Stamina meter after health injection (bottom middle of the screen)

In the story, the player character Reese Max, tries to stop an evil corporation from taking over the world with mutants. The game takes place in the city of Motashe where Max is visiting his sister. The city has devolved into a warzone between mutated creatures, gang members, and the military.

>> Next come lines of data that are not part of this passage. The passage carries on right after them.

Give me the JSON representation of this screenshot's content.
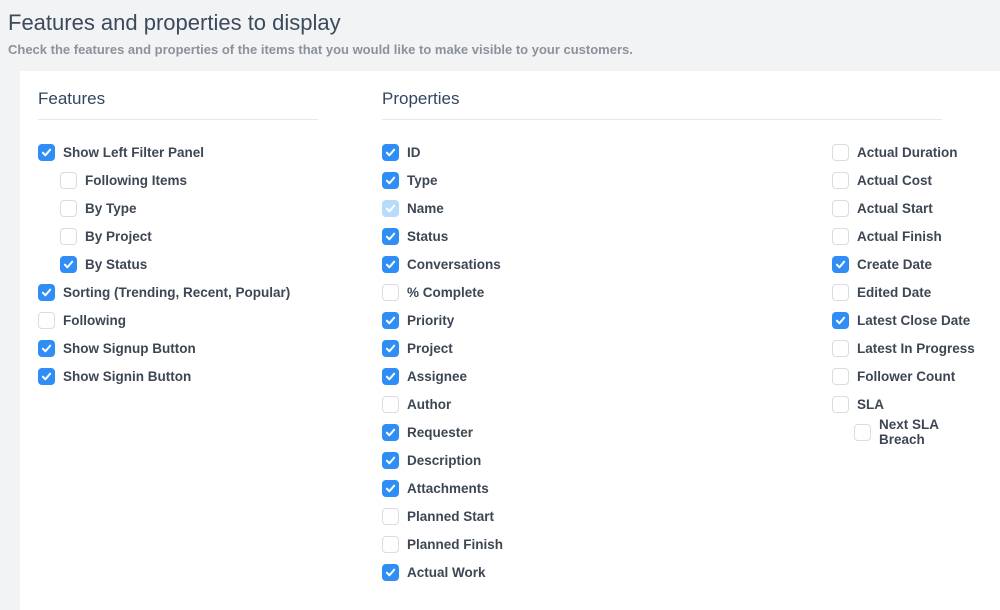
{
  "header": {
    "title": "Features and properties to display",
    "subtitle": "Check the features and properties of the items that you would like to make visible to your customers."
  },
  "sections": {
    "features_title": "Features",
    "properties_title": "Properties"
  },
  "features": [
    {
      "label": "Show Left Filter Panel",
      "checked": true,
      "indent": 0
    },
    {
      "label": "Following Items",
      "checked": false,
      "indent": 1
    },
    {
      "label": "By Type",
      "checked": false,
      "indent": 1
    },
    {
      "label": "By Project",
      "checked": false,
      "indent": 1
    },
    {
      "label": "By Status",
      "checked": true,
      "indent": 1
    },
    {
      "label": "Sorting (Trending, Recent, Popular)",
      "checked": true,
      "indent": 0
    },
    {
      "label": "Following",
      "checked": false,
      "indent": 0
    },
    {
      "label": "Show Signup Button",
      "checked": true,
      "indent": 0
    },
    {
      "label": "Show Signin Button",
      "checked": true,
      "indent": 0
    }
  ],
  "properties_left": [
    {
      "label": "ID",
      "checked": true
    },
    {
      "label": "Type",
      "checked": true
    },
    {
      "label": "Name",
      "checked": true,
      "light": true
    },
    {
      "label": "Status",
      "checked": true
    },
    {
      "label": "Conversations",
      "checked": true
    },
    {
      "label": "% Complete",
      "checked": false
    },
    {
      "label": "Priority",
      "checked": true
    },
    {
      "label": "Project",
      "checked": true
    },
    {
      "label": "Assignee",
      "checked": true
    },
    {
      "label": "Author",
      "checked": false
    },
    {
      "label": "Requester",
      "checked": true
    },
    {
      "label": "Description",
      "checked": true
    },
    {
      "label": "Attachments",
      "checked": true
    },
    {
      "label": "Planned Start",
      "checked": false
    },
    {
      "label": "Planned Finish",
      "checked": false
    },
    {
      "label": "Actual Work",
      "checked": true
    }
  ],
  "properties_right": [
    {
      "label": "Actual Duration",
      "checked": false,
      "indent": 0
    },
    {
      "label": "Actual Cost",
      "checked": false,
      "indent": 0
    },
    {
      "label": "Actual Start",
      "checked": false,
      "indent": 0
    },
    {
      "label": "Actual Finish",
      "checked": false,
      "indent": 0
    },
    {
      "label": "Create Date",
      "checked": true,
      "indent": 0
    },
    {
      "label": "Edited Date",
      "checked": false,
      "indent": 0
    },
    {
      "label": "Latest Close Date",
      "checked": true,
      "indent": 0
    },
    {
      "label": "Latest In Progress",
      "checked": false,
      "indent": 0
    },
    {
      "label": "Follower Count",
      "checked": false,
      "indent": 0
    },
    {
      "label": "SLA",
      "checked": false,
      "indent": 0
    },
    {
      "label": "Next SLA Breach",
      "checked": false,
      "indent": 1
    }
  ]
}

All weapons have been newly created for the mod, which include standard and futuristic firearms. The game features a stamina system in which a meter fills when the player jumps and administers health injections. The player begins to incur damage once the meter reaches its capacity.

==Development==
Chemical Existence was developed originally as a Quake II mod and it was in production for three years before eventually being released as a Half-Life mod. At the 1999 Half-Life Mod Expo, Chemical Existence was chosen as one of seven mods to be showcased at the event.

==Critical reception==
PC Zone gave a rating of four out of five, calling the mod excellent and deeply involving. Konsolipelaaja said the graphics and sound are not top quality but the game is still captivating. Both PC Zone and Konsolipelaaja criticized the brightness of the levels as too dark. Level criticized the enemy AI and the excessive amount of scripted sequences which were said to result in the game feeling like an interactive film. The multiplayer maps were noted as decently made but the mode overall were said to be nowhere close to the quality of Counter-Strike or Half-Lifes multiplayer mode. Xtreme PC called it a very good total conversion, better than some commercial products. GamesTM called it an atmospheric, slick, and satisfying shooter with a substantial campaign. Giga.de said the mod has a gripping story and is a must-have for all Half-Life owners. Planet Half-Life considered it "a single-player experience that's high quality and that feels gritty and gloomy".